La mine soucieuse, ils sont une trentaine à se retrouver autour d’un petit café matinal, dans une brasserie à l’ombre de Notre-Dame. L’incendie qui a ravagé lundi la cathédrale a contraint les petits commerçants des alentours à fermer boutique.
Restaurants, boutiques de souvenirs, fleuristes ou épiceries fines installés dans le « village » qui entoure la cathédrale ont presque tous baissé le rideau. Et leurs propriétaires, réunis ce jeudi au café « Quasimodo » le bossu du célèbre roman que Victor Hugo a consacré à Notre-Dame – ont le moral à zéro.
« D’habitude, on a beaucoup de touristes qui viennent, plus de 500 par jour, mais là rien », s’alarme Virginie Aranda, qui tient un stand au célèbre marché aux fleurs de l’île de la Cité, où trône la cathédrale aux tours noircies. « Depuis mardi tout est fermé, je n’ai même pas pu passer arroser mes fleurs ».
Des barrages policiers filtrent les visiteurs, bloquant la plupart des touristes, son pain quotidien. Seuls les résidents et les propriétaires de commerces peuvent accéder à cette île nichée entre deux bras de la Seine, le fleuve qui traverse Paris. Comme Virginie, les commerçants venus à la réunion craignent que le large périmètre de sécurité établi pour permettre aux enquêteurs et aux experts d’évaluer l’étendue des dégâts ne leur coûte très cher.
« On a déjà eu un hiver dur avec les gilets jaunes, et maintenant ça », soupire Betty Toullier, fleuriste elle aussi, à propos des manifestations qui paralysent le centre de la capitale tous les samedis depuis cinq mois. « On est en train de mourir », avertit Betty, qui tient son stand de fleurs depuis 1971. Pour Patrice Le Jeune, président de l’association des commerçants du quartier de Notre-Dame qui s’est entretenu avec plusieurs responsables de la Mairie, les rues pittoresques de l’île risquent bien de demeurer fermées pendant plusieurs semaines, voire des mois.

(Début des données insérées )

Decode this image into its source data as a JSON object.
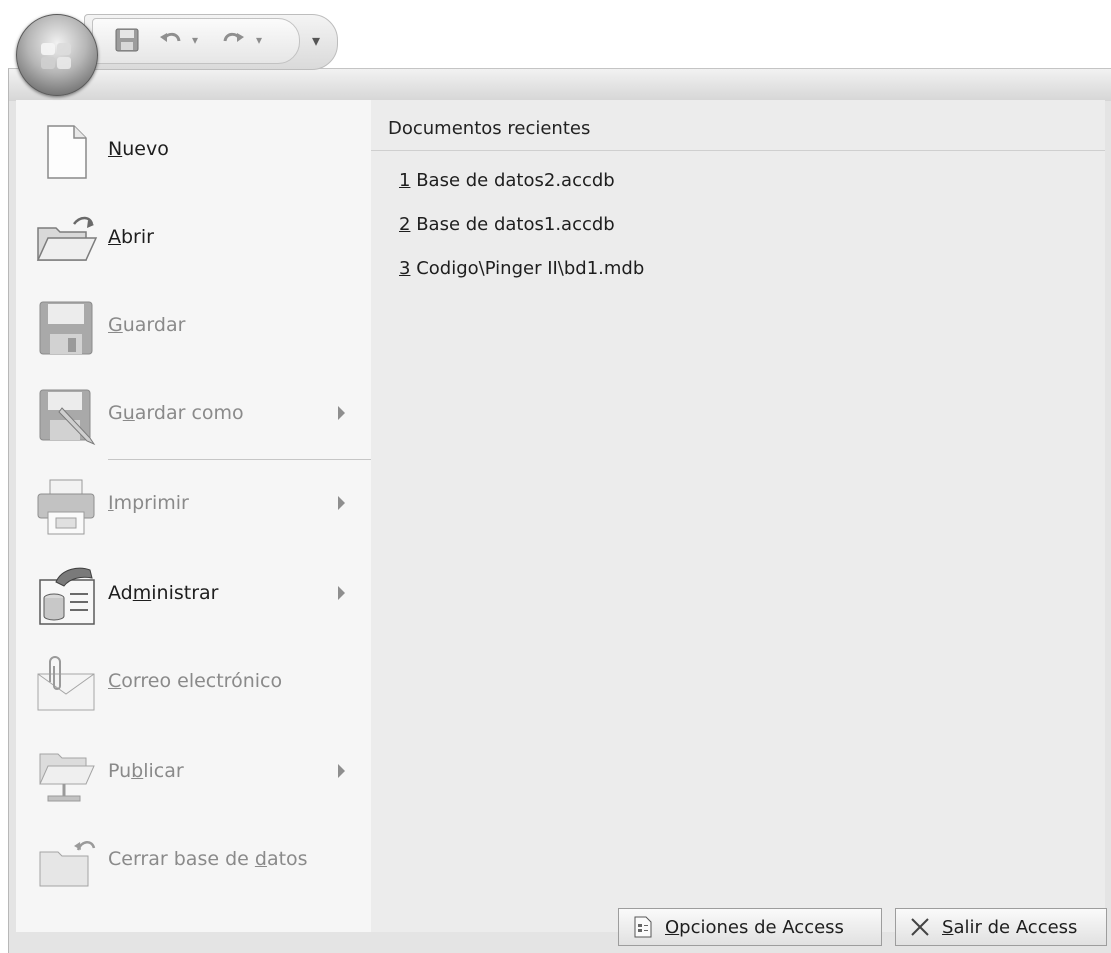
{
  "quick_access": {
    "items": [
      {
        "name": "save-icon",
        "glyph": "💾"
      },
      {
        "name": "undo-icon",
        "glyph": "↶"
      },
      {
        "name": "redo-icon",
        "glyph": "↷"
      }
    ],
    "customize_glyph": "▾"
  },
  "menu": {
    "items": [
      {
        "prefix": "",
        "mnemonic": "N",
        "suffix": "uevo",
        "enabled": true,
        "submenu": false
      },
      {
        "prefix": "",
        "mnemonic": "A",
        "suffix": "brir",
        "enabled": true,
        "submenu": false
      },
      {
        "prefix": "",
        "mnemonic": "G",
        "suffix": "uardar",
        "enabled": false,
        "submenu": false
      },
      {
        "prefix": "G",
        "mnemonic": "u",
        "suffix": "ardar como",
        "enabled": false,
        "submenu": true
      },
      {
        "prefix": "",
        "mnemonic": "I",
        "suffix": "mprimir",
        "enabled": false,
        "submenu": true
      },
      {
        "prefix": "Ad",
        "mnemonic": "m",
        "suffix": "inistrar",
        "enabled": true,
        "submenu": true
      },
      {
        "prefix": "",
        "mnemonic": "C",
        "suffix": "orreo electrónico",
        "enabled": false,
        "submenu": false
      },
      {
        "prefix": "Pu",
        "mnemonic": "b",
        "suffix": "licar",
        "enabled": false,
        "submenu": true
      },
      {
        "prefix": "Cerrar base de ",
        "mnemonic": "d",
        "suffix": "atos",
        "enabled": false,
        "submenu": false
      }
    ]
  },
  "recent": {
    "title": "Documentos recientes",
    "items": [
      {
        "num": "1",
        "name": "Base de datos2.accdb"
      },
      {
        "num": "2",
        "name": "Base de datos1.accdb"
      },
      {
        "num": "3",
        "name": "Codigo\\Pinger II\\bd1.mdb"
      }
    ]
  },
  "footer": {
    "options": {
      "prefix": "",
      "mnemonic": "O",
      "suffix": "pciones de Access"
    },
    "exit": {
      "prefix": "",
      "mnemonic": "S",
      "suffix": "alir de Access"
    }
  }
}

« Ils ne vont prendre aucun risque », dit-il au groupe. Pour de nombreux Parisiens, le dédale de ruelles autour de la cathédrale n’abrite guère que des restaurants hors de prix et des boutiques de souvenirs bon marché pour touristes. Un cliché qui irrite la plupart des résidents et des commerçants de l’île, qui y vivent ou y travaillent souvent depuis plusieurs décennies.
« On oublie qu’il y a une église mais aussi un village autour la cathédrale est notre église, nos enfants ont été baptisés là », confie une mère de famille, qui ne souhaite pas donner son nom. Parmi les centaines de personnes évacuées de la rue du Cloître, elle est hébergée chez une amie, sur l’île. « C’est un village », opine Michel Mathieu, dont la grand-mère a ouvert un commerce Rue d’Arcole en 1921.
Sa boutique est toujours là, offrant aux visiteurs d’autres souvenirs que les babioles des vendeurs de rue. Au bout de la rue, le frère de Michel Mathieu en a ouvert une autre. Et sa fille, elle aussi, s’est établie un peu plus loin. Comme d’autres commerçants, ils espèrent que leurs assurances couvriront leur manque à gagner et leurs pertes les fleurs fanées, les produits frais restés dans les réfrigérateurs des restaurants.
Mais pour l’instant le site n’a pas été officiellement déclaré zone sinistrée, préalable indispensable pour faire jouer les assurances. Et les propriétaires de boutiques ne peuvent pas non plus réclamer d’aide pour compenser le chômage forcé de leurs employés. « Il y a des emplois en péril ! », s’exclame Esther, qui dirige un restaurant employant trois salariés sur le Quai des Fleurs. « Mardi et mercredi on était fermé. Aujourd’hui, j’ai ouvert mais je n’ai eu qu’un seul client ce matin. Je ne vois pas comment je vais m’en sortir en servant un seul café à 2,50 euros », dit-elle à l’AFP.
M. Le Jeune, qui doit bientôt rencontrer l’adjoint de la maire Anne Hidalgo en charge du tourisme, entend faire pression pour obtenir un gel des charges sociales sur les salaires et un allègement de TVA pour les commerçants affectés. Mais ce coup de pouce, s’il intervenait, pourrait arriver trop tard pour certains.
« On a ouvert il y a 4 semaines », souligne Francois Monville, qui a choisi d’implanter son épicerie fine dans le quartier de Notre-Dame après avoir vécu 15 ans à l’étranger avec sa femme. « L’idée était à la fois de servir les visiteurs mais aussi les Parisiens, pour réconcilier touristes et résidents », explique-t-il. Mais avec le loyer à payer et l’emprunt à rembourser, « on ne va pas pouvoir tenir comme ça longtemps ».